Numerous spotless fowls must be sacrificed to the gods so as to appease them; to restore the
purity of the land and ward off the evil spirits that might come in consequence. These rituals and
rites were required to wash off the curse of the gods, to wash untimely death off whomever
killed the inviolable python, and to restore his progress.
Every child of Umunri knew why the sacred pythons, ajoagwo arusi were inviolable,
why the fishes in the sacred Ngenebaka river were sacred, why the river itself wouldn’t be
swam both by intent and in an error. The story of why these must not happen had been told in
hoarse voices, clear voices, in day’s light and in the night’s darkness.
The ancestral father of Umunri, Nwanri had migrated from Nri with his three sons, his
daughters, his wives and the wives of his sons, to settle in the southern part of Ngenebaka river.

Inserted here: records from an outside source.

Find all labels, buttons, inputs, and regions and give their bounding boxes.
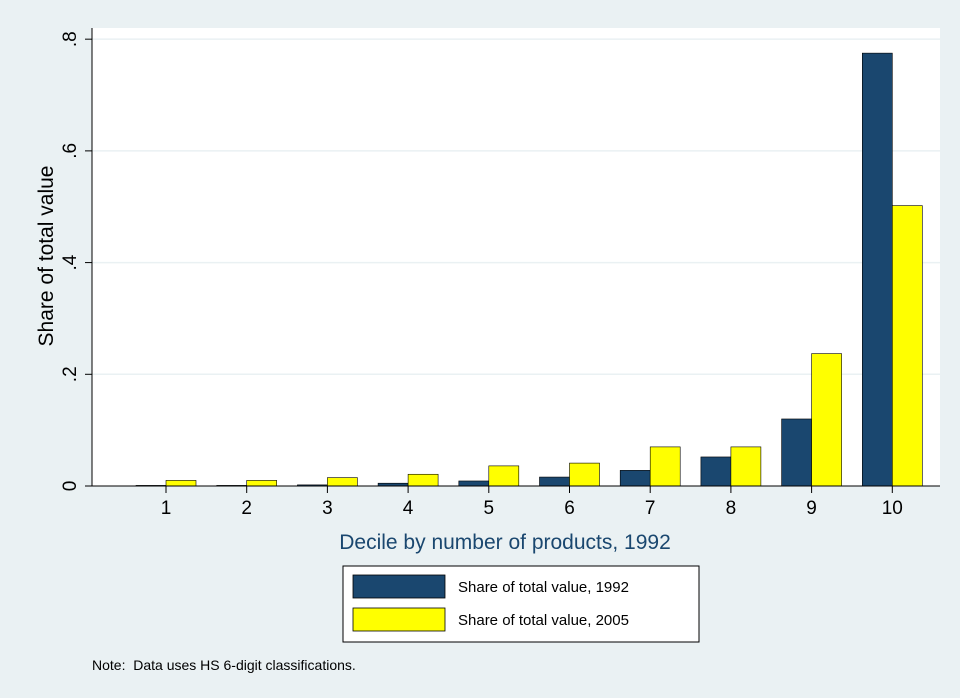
x-tick-label: 8 [726, 498, 737, 519]
bar-2005-decile-7 [649, 446, 681, 487]
y-tick-label: .2 [60, 366, 81, 382]
x-axis-label: Decile by number of products, 1992 [339, 531, 671, 554]
bar-2005-decile-3 [327, 477, 358, 487]
bar-1992-decile-10 [861, 52, 893, 487]
bar-2005-decile-1 [165, 480, 197, 487]
x-tick-label: 3 [322, 498, 333, 519]
bar-2005-decile-9 [811, 353, 842, 487]
chart-note: Note: Data uses HS 6-digit classificatio… [92, 657, 356, 673]
y-axis-label: Share of total value [35, 166, 58, 347]
bar-1992-decile-5 [458, 480, 490, 487]
x-tick-label: 9 [806, 498, 817, 519]
bar-2005-decile-4 [407, 473, 439, 487]
bar-2005-decile-10 [891, 205, 923, 487]
bar-2005-decile-6 [569, 462, 600, 487]
x-ticks: 1 2 3 4 5 6 7 8 9 10 [161, 486, 903, 519]
bar-1992-decile-8 [700, 456, 732, 487]
x-tick-label: 5 [484, 498, 495, 519]
x-tick-label: 1 [161, 498, 172, 519]
bar-1992-decile-9 [781, 418, 812, 487]
x-tick-label: 7 [645, 498, 656, 519]
y-tick-label: .4 [60, 254, 81, 270]
bar-2005-decile-8 [730, 446, 762, 487]
y-tick-label: .6 [60, 143, 81, 159]
axes [91, 28, 940, 487]
bar-1992-decile-7 [619, 470, 651, 487]
bar-2005-decile-2 [246, 480, 277, 487]
bar-2005-decile-5 [488, 465, 520, 487]
grid-lines [92, 38, 940, 376]
legend-swatch-1992 [352, 574, 446, 599]
legend-label-1992: Share of total value, 1992 [458, 579, 629, 596]
y-tick-label: 0 [60, 481, 81, 492]
bars [135, 52, 923, 487]
x-tick-label: 2 [241, 498, 252, 519]
plot-area [92, 28, 940, 486]
y-ticks: 0 .2 .4 .6 .8 [60, 31, 92, 491]
legend-label-2005: Share of total value, 2005 [458, 612, 629, 629]
x-tick-label: 10 [882, 498, 903, 519]
y-tick-label: .8 [60, 31, 81, 47]
bar-1992-decile-6 [539, 476, 570, 487]
x-tick-label: 4 [403, 498, 414, 519]
x-tick-label: 6 [564, 498, 575, 519]
legend: Share of total value, 1992 Share of tota… [342, 565, 700, 643]
legend-swatch-2005 [352, 607, 446, 632]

His daughters and wives were constantly abducted by neighbouring villages, sold into slavery or
offered as sacrifices to the gods of their abductors. Nwanri and his household could not match
his enemies militarily, so as a result, he offered one of his virgin daughters as a sacrifice to the
goddess of Ngenebaka river by burying her alive at the bark of Ngenebaka river. He pledged his
loyalty to the Ngenebaka’s river-goddess, demanding protection and prosperity from her. The
river-goddess prospered and protected him from his enemies. She fought for him physically
with her pythons, and spiritually as well. From this came about the sacredness of ajaogwo deity.

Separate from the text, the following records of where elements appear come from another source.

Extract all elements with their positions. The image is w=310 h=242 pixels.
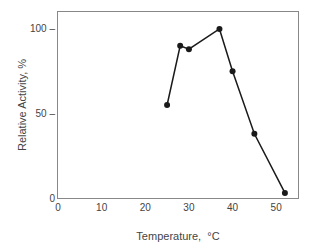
svg-text:30: 30 bbox=[183, 202, 195, 213]
svg-text:0: 0 bbox=[55, 202, 61, 213]
svg-text:40: 40 bbox=[227, 202, 239, 213]
svg-text:Relative Activity, %: Relative Activity, % bbox=[16, 59, 28, 151]
svg-text:10: 10 bbox=[96, 202, 108, 213]
svg-text:Temperature, °C: Temperature, °C bbox=[136, 230, 219, 242]
svg-text:100 –: 100 – bbox=[30, 23, 55, 34]
svg-text:50 –: 50 – bbox=[36, 108, 56, 119]
svg-text:0: 0 bbox=[49, 193, 55, 204]
svg-text:50: 50 bbox=[271, 202, 283, 213]
svg-text:20: 20 bbox=[140, 202, 152, 213]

But the previous cases in Umunri were either the killing of the sacred python, or the
killing of the fishes in the Ngenebaka river. There hadn’t been a case of blatant disregard for
the culture of the people as was in this. Or a case in the time past involving the three offences
committed by one person. Or a case of a man doing that which could only be done with a
woman with his fellow man.
When they arrived at the square, the crescendo of Umu-ada chants thundered into their
mulish ears, piercing his heart and clouding his mind. The same mind which wondered: “why
would human life be ranked below that of a python in this part of the world, and in this 21st
century?” This part of the world in which one’s sexuality could sully the land and invoke the
wrath of the gods. This part of the world in which the right to self-determination was neglected.

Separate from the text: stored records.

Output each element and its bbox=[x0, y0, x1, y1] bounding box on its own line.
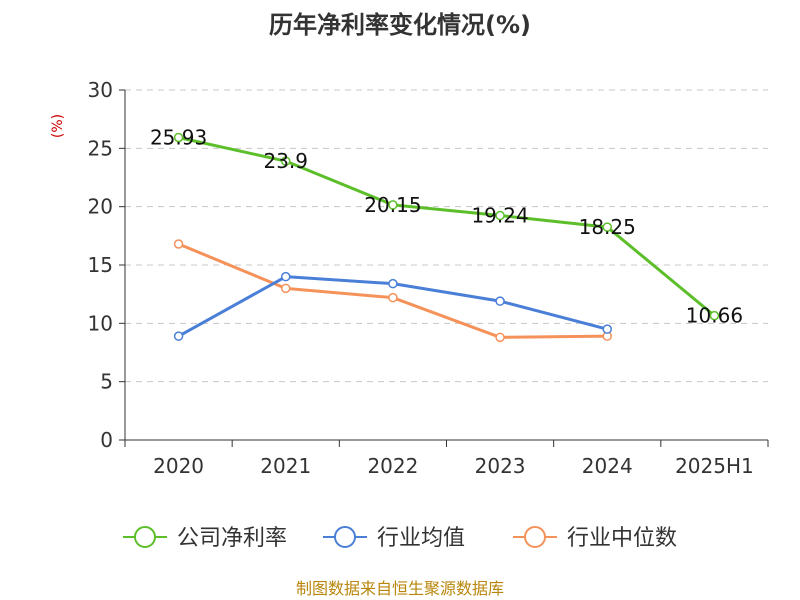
y-tick-label: 30 bbox=[88, 78, 113, 102]
data-point[interactable] bbox=[173, 132, 184, 143]
data-point[interactable] bbox=[281, 283, 291, 294]
data-point[interactable] bbox=[495, 210, 505, 221]
legend-item[interactable]: 公司净利率 bbox=[123, 526, 287, 551]
x-tick-label: 2023 bbox=[475, 454, 526, 478]
data-point[interactable] bbox=[388, 278, 398, 289]
data-point[interactable] bbox=[495, 332, 505, 343]
legend[interactable]: 公司净利率 行业均值 行业中位数 bbox=[123, 526, 677, 551]
y-tick-label: 5 bbox=[100, 370, 113, 394]
series-layer bbox=[173, 132, 720, 343]
data-label: 23.9 bbox=[263, 149, 308, 173]
legend-marker bbox=[524, 526, 546, 548]
data-label: 19.24 bbox=[471, 204, 528, 228]
x-tick-label: 2020 bbox=[153, 454, 204, 478]
y-tick-label: 0 bbox=[100, 428, 113, 452]
x-tick-label: 2022 bbox=[367, 454, 418, 478]
y-axis-label: (%) bbox=[50, 114, 66, 138]
y-tick-label: 20 bbox=[88, 195, 113, 219]
data-label: 18.25 bbox=[579, 215, 636, 239]
chart-title: 历年净利率变化情况(%) bbox=[269, 11, 531, 39]
data-point[interactable] bbox=[173, 331, 184, 341]
data-label: 25.93 bbox=[150, 125, 207, 149]
data-label: 10.66 bbox=[686, 304, 743, 328]
legend-marker bbox=[334, 526, 356, 548]
grid bbox=[125, 89, 768, 383]
y-tick-label: 10 bbox=[88, 311, 113, 335]
x-tick-label: 2021 bbox=[260, 454, 311, 478]
axes: 0 5 10 15 20 25 30 2020 2021 2022 2023 2024 2025H1 bbox=[88, 78, 769, 478]
data-point[interactable] bbox=[388, 200, 398, 210]
x-tick-label: 2024 bbox=[582, 454, 633, 478]
legend-label: 公司净利率 bbox=[177, 526, 287, 551]
data-point[interactable] bbox=[602, 222, 612, 232]
data-point[interactable] bbox=[602, 324, 612, 334]
data-label: 20.15 bbox=[364, 193, 421, 217]
y-tick-label: 15 bbox=[88, 253, 113, 277]
legend-marker bbox=[134, 526, 156, 548]
x-tick-label: 2025H1 bbox=[675, 454, 754, 478]
data-point[interactable] bbox=[281, 271, 291, 282]
data-point[interactable] bbox=[388, 292, 398, 303]
source-note: 制图数据来自恒生聚源数据库 bbox=[296, 579, 504, 598]
legend-item[interactable]: 行业中位数 bbox=[513, 526, 677, 551]
legend-label: 行业中位数 bbox=[567, 526, 677, 551]
series-line bbox=[178, 136, 716, 317]
data-labels: 25.93 23.9 20.15 19.24 18.25 10.66 bbox=[150, 125, 743, 327]
legend-item[interactable]: 行业均值 bbox=[323, 526, 465, 551]
legend-label: 行业均值 bbox=[377, 526, 465, 551]
data-point[interactable] bbox=[709, 310, 720, 321]
data-point[interactable] bbox=[281, 156, 291, 166]
y-tick-label: 25 bbox=[88, 136, 113, 160]
data-point[interactable] bbox=[173, 239, 184, 249]
data-point[interactable] bbox=[495, 296, 505, 306]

Among the irate youths, some said their blood should be used to purge the land of their
sins, some said they should be ostracized, some said they should be castrated, but none said
they should be forgiven. The gods were angry and must be appeased. “Were it limited to killing
of the sacred pythons and swimming in the mmiri Ngenebaka, Amerikanah will be treated with
mercy, but considering the magnitude of the last of the offence: sodomy, it’s unpardonable,” one
of the jeering youths said.
Echezona stood before the unrepentant Umunri people, naked, body sprinkled with
ashes, his hair scraped— those were the inevitable recipes required to appease the gods of the
land on such an occasion. The culprit must be paraded naked with chants from the youths that
relate with the abominable act, after which the final judgement would be passed by the Ndi-ichie
— Chiefs-in-council. He stood feebly on his wobbly legs, awaiting the Ndi-ichie's
pronouncement— his fate.
In the Umunri community, whoever killed the sacred python and refused to carry out the
rituals and rites died. In Umunri, from time immemorial, whoever was caught having sex with
an animal was ostracized. Whoever was caught having sex with his or her blood relative was
sent out of the community with the partner and never to return. But there hadn’t been a case of a
man sleeping with another — the gravest, rarest crime in the land.